Sektor Infrastruktur Industri RI Jadi Magnet Investor, Saham Energi Melesat
JAKARTA, iNews.id – Infrastruktur industri di Indonesia kini bukan sekadar penopang kegiatan ekonomi, tetapi juga daya tarik bagi investor global. Keberadaan fasilitas yang memadai menjadi kunci bagi pertumbuhan industri dan penguatan daya saing nasional.
Menurut Ekonom Indef, Ahmad Heri Firdaus saat ini investor dunia tengah mencari negara yang memiliki kesiapan infrastruktur.
“Kalau kita lihat, investor global itu mencari negara yang sudah siap infrastruktur industrinya,” ujarnya dalam acara IDX Channel LinkUP Market Movers di Auditorium Bursa Efek Indonesia (BEI).
Heri mengungkapkan, pemerintah saat ini aktif mengembangkan Kawasan Ekonomi Khusus (KEK) dan program hilirisasi industri yang membutuhkan dukungan infrastruktur memadai, mengingat sektor industri menyumbang hampir 20 persen terhadap PDB nasional.
Dari sudut pandang pasar modal, sektor infrastruktur juga menarik minat investor karena prospek pertumbuhan industri dan kualitas pengelolaan perusahaan. Sub-sektor yang beragam, seperti jalan tol (JSMR), pelabuhan (IPCC, IPCM), telekomunikasi (TLKM, EXCL) hingga infrastruktur industri (CDIA) memberikan pilihan investasi yang luas.
“Meski fundamental perusahaan penting, pergerakan harga saham tetap dipengaruhi sentimen pasar, likuiditas, serta kebijakan pemerintah.
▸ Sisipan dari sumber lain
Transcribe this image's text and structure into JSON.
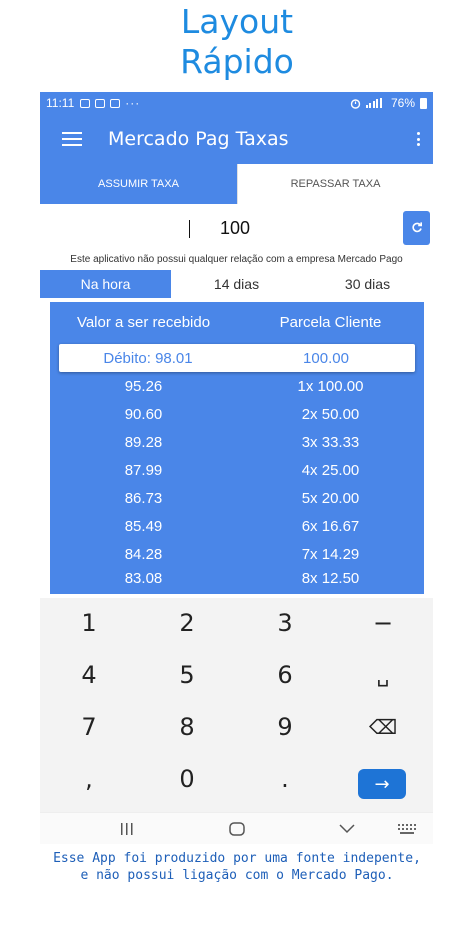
{
  "promo": {
    "line1": "Layout",
    "line2": "Rápido"
  },
  "statusbar": {
    "time": "11:11",
    "battery": "76%"
  },
  "appbar": {
    "title": "Mercado Pag Taxas"
  },
  "tabs": [
    {
      "label": "ASSUMIR TAXA",
      "active": true
    },
    {
      "label": "REPASSAR TAXA",
      "active": false
    }
  ],
  "amount": {
    "value": "100"
  },
  "disclaimer": "Este aplicativo não possui qualquer relação com a empresa Mercado Pago",
  "period_tabs": [
    {
      "label": "Na hora",
      "active": true
    },
    {
      "label": "14 dias",
      "active": false
    },
    {
      "label": "30 dias",
      "active": false
    }
  ],
  "table": {
    "headers": [
      "Valor a ser recebido",
      "Parcela Cliente"
    ],
    "rows": [
      {
        "valor": "Débito: 98.01",
        "parcela": "100.00"
      },
      {
        "valor": "95.26",
        "parcela": "1x 100.00"
      },
      {
        "valor": "90.60",
        "parcela": "2x 50.00"
      },
      {
        "valor": "89.28",
        "parcela": "3x 33.33"
      },
      {
        "valor": "87.99",
        "parcela": "4x 25.00"
      },
      {
        "valor": "86.73",
        "parcela": "5x 20.00"
      },
      {
        "valor": "85.49",
        "parcela": "6x 16.67"
      },
      {
        "valor": "84.28",
        "parcela": "7x 14.29"
      },
      {
        "valor": "83.08",
        "parcela": "8x 12.50"
      }
    ]
  },
  "keyboard": {
    "keys": [
      "1",
      "2",
      "3",
      "−",
      "4",
      "5",
      "6",
      "␣",
      "7",
      "8",
      "9",
      "⌫",
      ",",
      "0",
      ".",
      "→"
    ]
  },
  "footer": {
    "line1": "Esse App foi produzido por uma fonte indepente,",
    "line2": "e não possui ligação com o Mercado Pago."
  },
  "colors": {
    "primary": "#4a86e8",
    "promo_blue": "#1e8be0",
    "enter_blue": "#1e74d6"
  }
}
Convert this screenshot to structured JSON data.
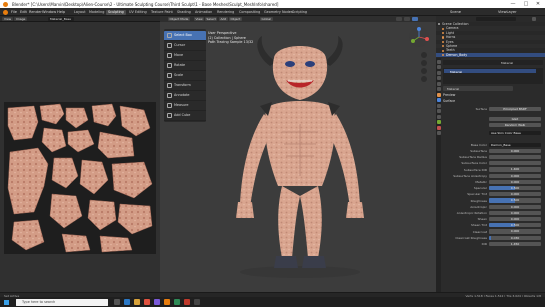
{
  "window": {
    "title": "Blender* [C:\\Users\\Marvin\\Desktop\\Alien-Course\\2 - Ultimate Sculpting Course\\Third Sculpt\\1 - Base Meshes\\Sculpt_MeshInfo\\shared]",
    "controls": [
      "—",
      "□",
      "✕"
    ]
  },
  "menubar": {
    "menus": [
      "File",
      "Edit",
      "Render",
      "Window",
      "Help"
    ],
    "workspaces": [
      "Layout",
      "Modeling",
      "Sculpting",
      "UV Editing",
      "Texture Paint",
      "Shading",
      "Animation",
      "Rendering",
      "Compositing",
      "Geometry Nodes",
      "Scripting"
    ],
    "active_workspace": "Sculpting",
    "scene": "Scene",
    "view_layer": "ViewLayer"
  },
  "uv_editor": {
    "header": [
      "View",
      "Image",
      "Material_Base"
    ]
  },
  "viewport": {
    "header": [
      "Object Mode",
      "View",
      "Select",
      "Add",
      "Object"
    ],
    "shading": "Global",
    "info": [
      "User Perspective",
      "(2) Collection | Sphere",
      "Path Tracing Sample 13/32"
    ],
    "tools": [
      {
        "label": "Select Box",
        "active": true
      },
      {
        "label": "Cursor",
        "active": false
      },
      {
        "label": "Move",
        "active": false
      },
      {
        "label": "Rotate",
        "active": false
      },
      {
        "label": "Scale",
        "active": false
      },
      {
        "label": "Transform",
        "active": false
      },
      {
        "label": "Annotate",
        "active": false
      },
      {
        "label": "Measure",
        "active": false
      },
      {
        "label": "Add Cube",
        "active": false
      }
    ],
    "gizmo_axes": [
      "X",
      "Y",
      "Z"
    ]
  },
  "outliner": {
    "items": [
      {
        "label": "Scene Collection",
        "selected": false,
        "color": "#aaaaaa"
      },
      {
        "label": "Camera",
        "selected": false,
        "color": "#e0914b"
      },
      {
        "label": "Light",
        "selected": false,
        "color": "#e0914b"
      },
      {
        "label": "Horns",
        "selected": false,
        "color": "#e0914b"
      },
      {
        "label": "Eyes",
        "selected": false,
        "color": "#e0914b"
      },
      {
        "label": "Sphere",
        "selected": false,
        "color": "#e0914b"
      },
      {
        "label": "Teeth",
        "selected": false,
        "color": "#e0914b"
      },
      {
        "label": "Demon_Body",
        "selected": true,
        "color": "#e0914b"
      }
    ]
  },
  "properties": {
    "object_name": "",
    "material_slot": "Material",
    "material_name": "Material",
    "sections": [
      "Preview",
      "Surface"
    ],
    "surface_shader": "Principled BSDF",
    "distribution": "GGX",
    "subsurface_method": "Random Walk",
    "base_color_source": "Ase Skin Color Base",
    "rows": [
      {
        "label": "Base Color",
        "value": "Demon_Base",
        "fill": 0.0,
        "kind": "dark"
      },
      {
        "label": "Subsurface",
        "value": "0.000",
        "fill": 0.0,
        "kind": "value"
      },
      {
        "label": "Subsurface Radius",
        "value": "",
        "fill": 0.0,
        "kind": "value"
      },
      {
        "label": "Subsurface Color",
        "value": "",
        "fill": 0.0,
        "kind": "value"
      },
      {
        "label": "Subsurface IOR",
        "value": "1.400",
        "fill": 0.0,
        "kind": "value"
      },
      {
        "label": "Subsurface Anisotropy",
        "value": "0.000",
        "fill": 0.0,
        "kind": "value"
      },
      {
        "label": "Metallic",
        "value": "0.000",
        "fill": 0.0,
        "kind": "value"
      },
      {
        "label": "Specular",
        "value": "0.500",
        "fill": 0.5,
        "kind": "value"
      },
      {
        "label": "Specular Tint",
        "value": "0.000",
        "fill": 0.0,
        "kind": "value"
      },
      {
        "label": "Roughness",
        "value": "0.500",
        "fill": 0.5,
        "kind": "value"
      },
      {
        "label": "Anisotropic",
        "value": "0.000",
        "fill": 0.0,
        "kind": "value"
      },
      {
        "label": "Anisotropic Rotation",
        "value": "0.000",
        "fill": 0.0,
        "kind": "value"
      },
      {
        "label": "Sheen",
        "value": "0.000",
        "fill": 0.0,
        "kind": "value"
      },
      {
        "label": "Sheen Tint",
        "value": "0.500",
        "fill": 0.5,
        "kind": "value"
      },
      {
        "label": "Clearcoat",
        "value": "0.000",
        "fill": 0.0,
        "kind": "value"
      },
      {
        "label": "Clearcoat Roughness",
        "value": "0.030",
        "fill": 0.03,
        "kind": "value"
      },
      {
        "label": "IOR",
        "value": "1.450",
        "fill": 0.0,
        "kind": "value"
      }
    ]
  },
  "statusbar": {
    "left": "Set Active",
    "right": "Verts 1,518 | Faces 1,512 | Tris 3,024 | Objects 1/8"
  },
  "taskbar": {
    "search_placeholder": "Type here to search",
    "time": "",
    "date": ""
  },
  "colors": {
    "accent": "#4772b3",
    "skin": "#d8a68e",
    "texture_bg": "#1e1e1e",
    "viewport_bg": "#3c3c3c"
  }
}
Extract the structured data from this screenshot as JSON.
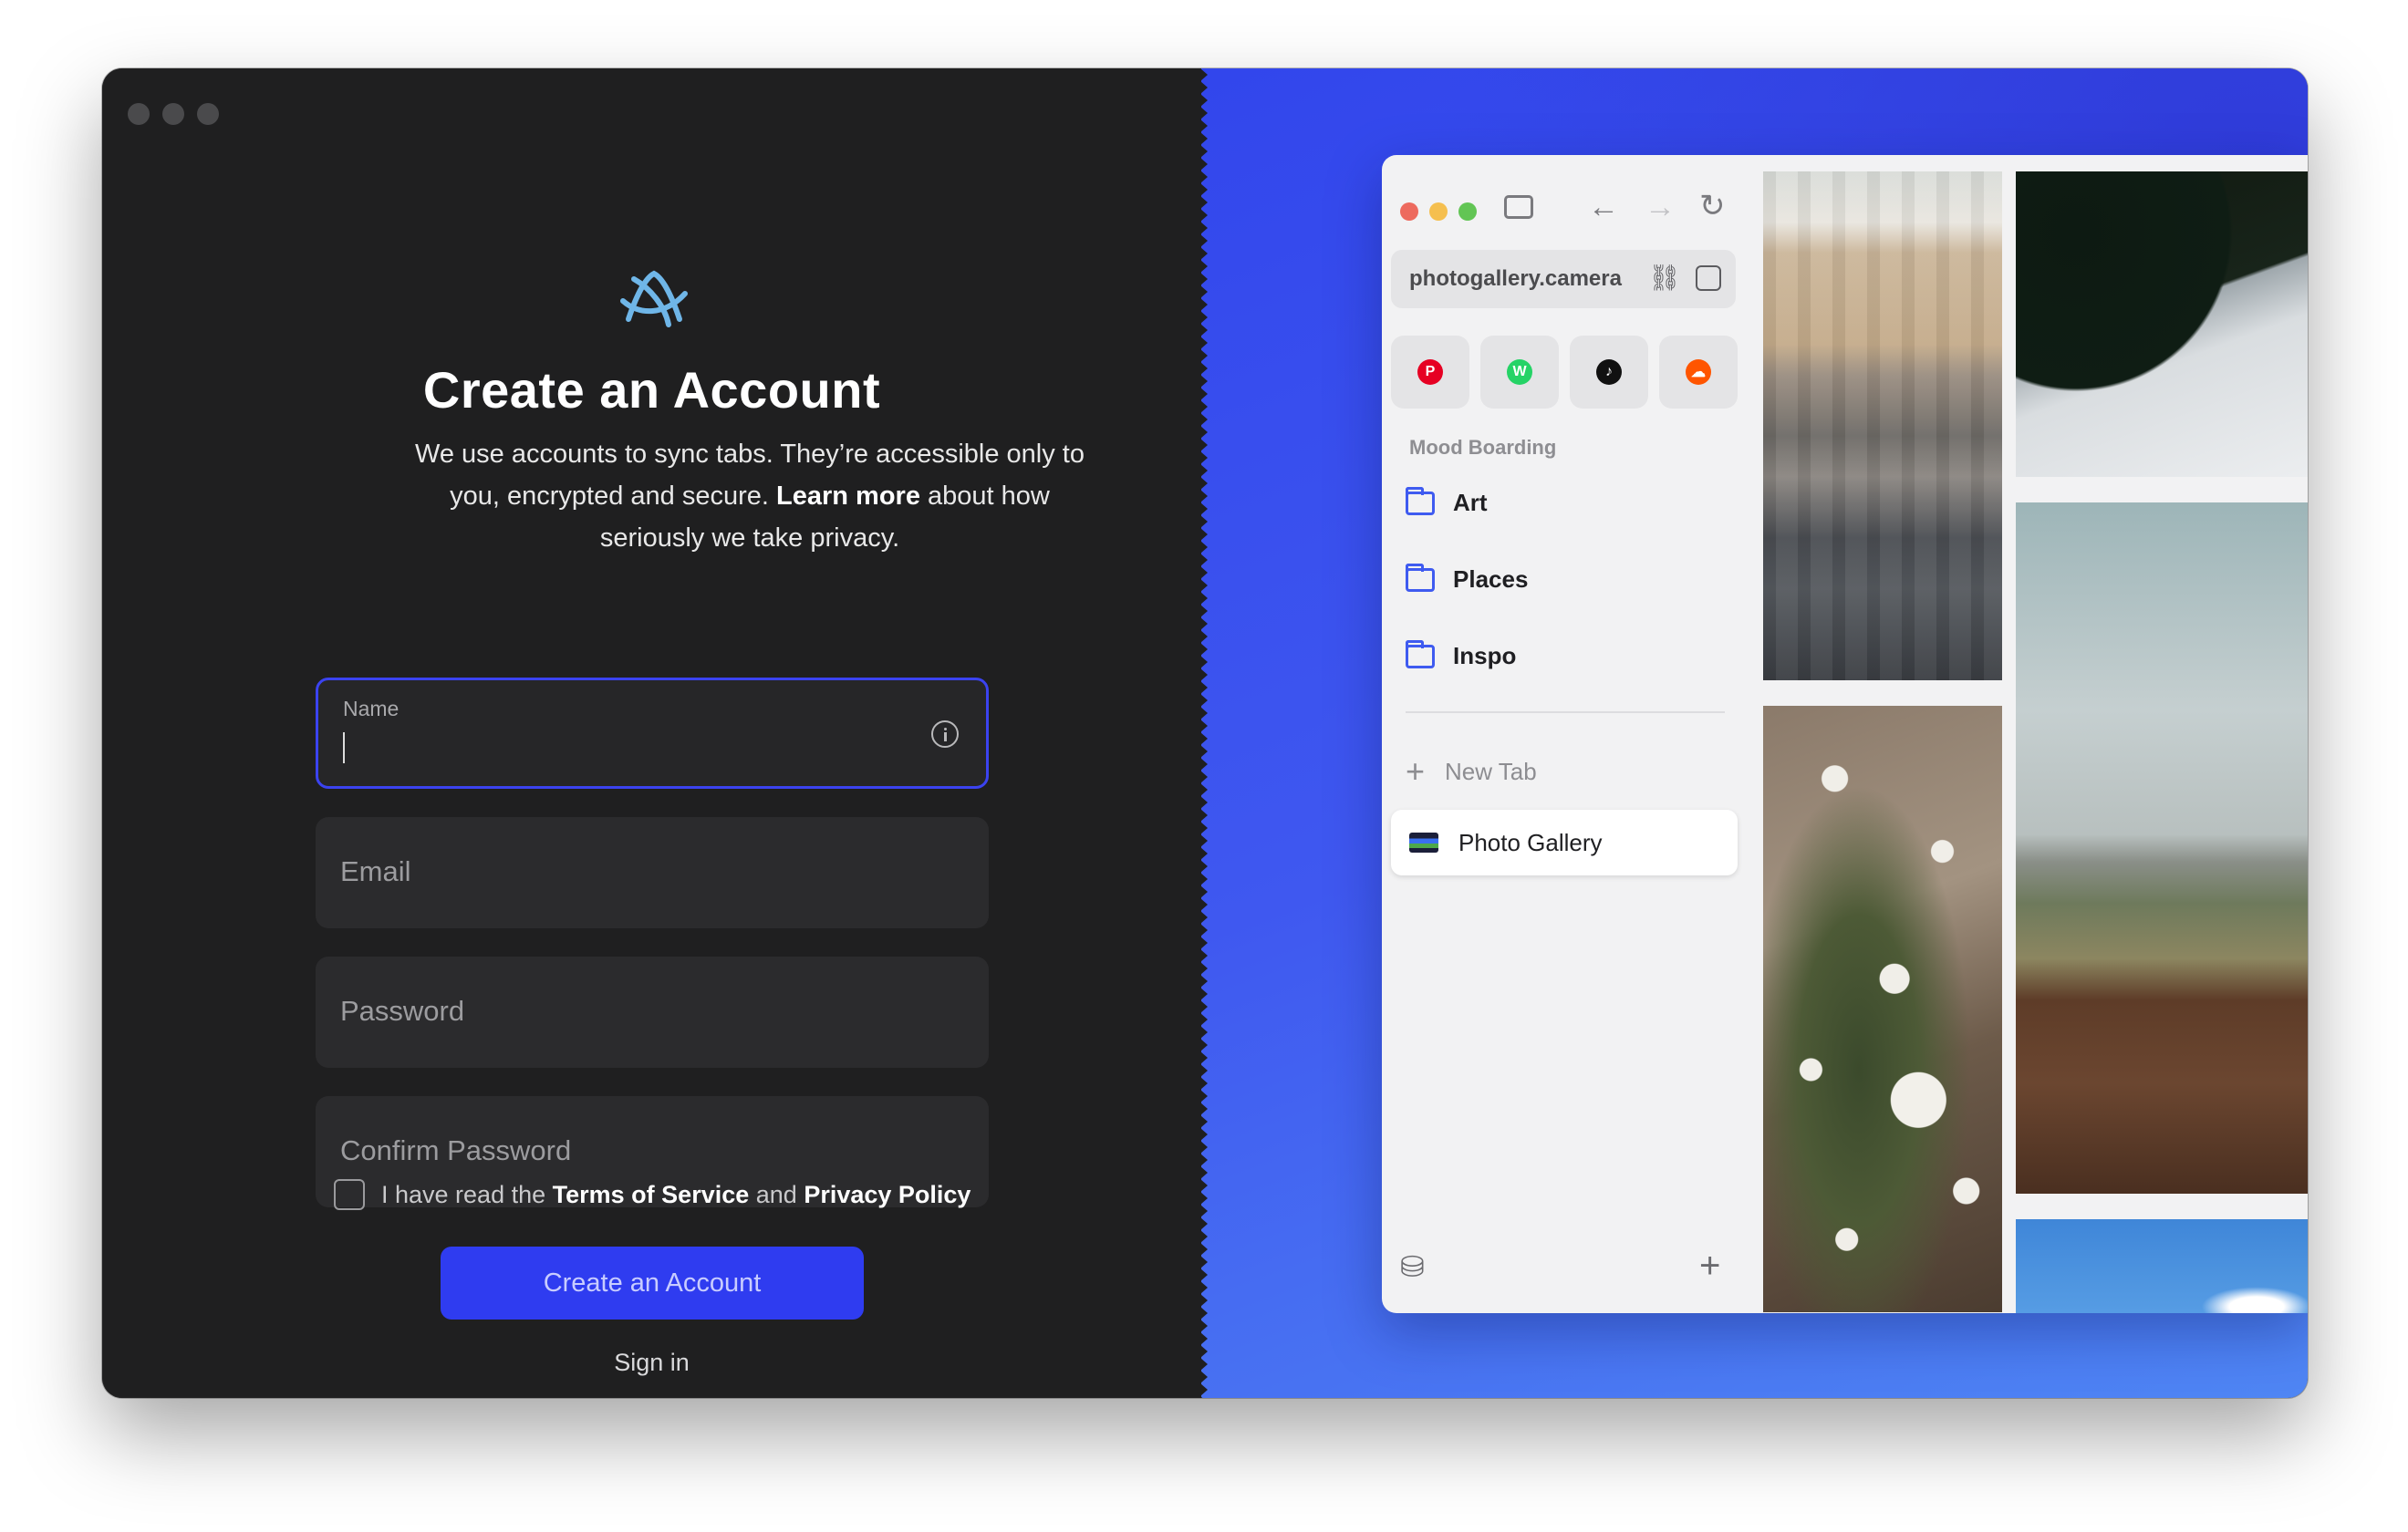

Investor kini selektif terhadap emiten dengan eksposur pada proyek strategis atau tren baru seperti energi hijau dan digitalisasi,” ucap Direktur Reliance Sekuritas Indonesia, Reza Priyambada.
Adapun, salah satu yang mencuri perhatian adalah PT Chandra Daya Investasi Tbk (CDIA), emiten baru yang fokus pada pengembangan infrastruktur industri berbasis energi baru terbarukan (EBT). Sejak melantai di BEI, saham CDIA melesat dari Rp190 menjadi Rp1.500 per lembar.
Reza menyebut lonjakan ini didukung sentimen positif pasar terhadap prospek EBT serta posisi CDIA dalam ekosistem Barito Pacific Group yang memiliki lini bisnis terintegrasi, mulai dari energi hingga logistik.
“Pendapatan utama CDIA berasal dari penjualan listrik, sejalan dengan fokus pemerintah pada transisi energi,” ungkapnya.
Ahmad Heri menegaskan bahwa kehadiran perusahaan seperti CDIA dapat memperkuat keyakinan investor global.
“Sektor ini krusial untuk menopang kegiatan produktif. Kehadiran emiten dengan ekosistem terintegrasi akan meningkatkan daya tarik investasi,” ujarnya.
Ahmad menjelaskan, ke prospek sektor infrastruktur industri masih terbuka lebar. Tantangan seperti ketersediaan lahan, biaya logistik, hingga ketidakpastian regulasi perlu diatasi melalui sinergi pemerintah dan swasta.
Dengan dukungan tersebut, Indonesia berpeluang mempersempit jarak dengan negara tetangga sekaligus menjadikan emiten-infrastruktur, termasuk CDIA, Telkomsel, IPCC, dan Jasa Marga, sebagai motor penggerak investasi jangka panjang.
Mereka pun sepakat bahwa peluang sektor infrastruktur dan manufaktur di Indonesia masih terbuka lebar. Pemerintah perlu memastikan ekosistem yang lengkap, mulai dari infrastruktur dasar, konektivitas, hingga regulasi ramah investasi agar Indonesia tidak hanya menjadi pasar, tetapi juga pusat produksi berdaya saing tinggi di ASEAN.
“Peluang investasi di infrastruktur industri masih terbuka lebar. Tantangan ada, tapi dengan dukungan regulasi dan kolaborasi swasta, prospek jangka panjang tetap positif,” ujar Ahmad Heri.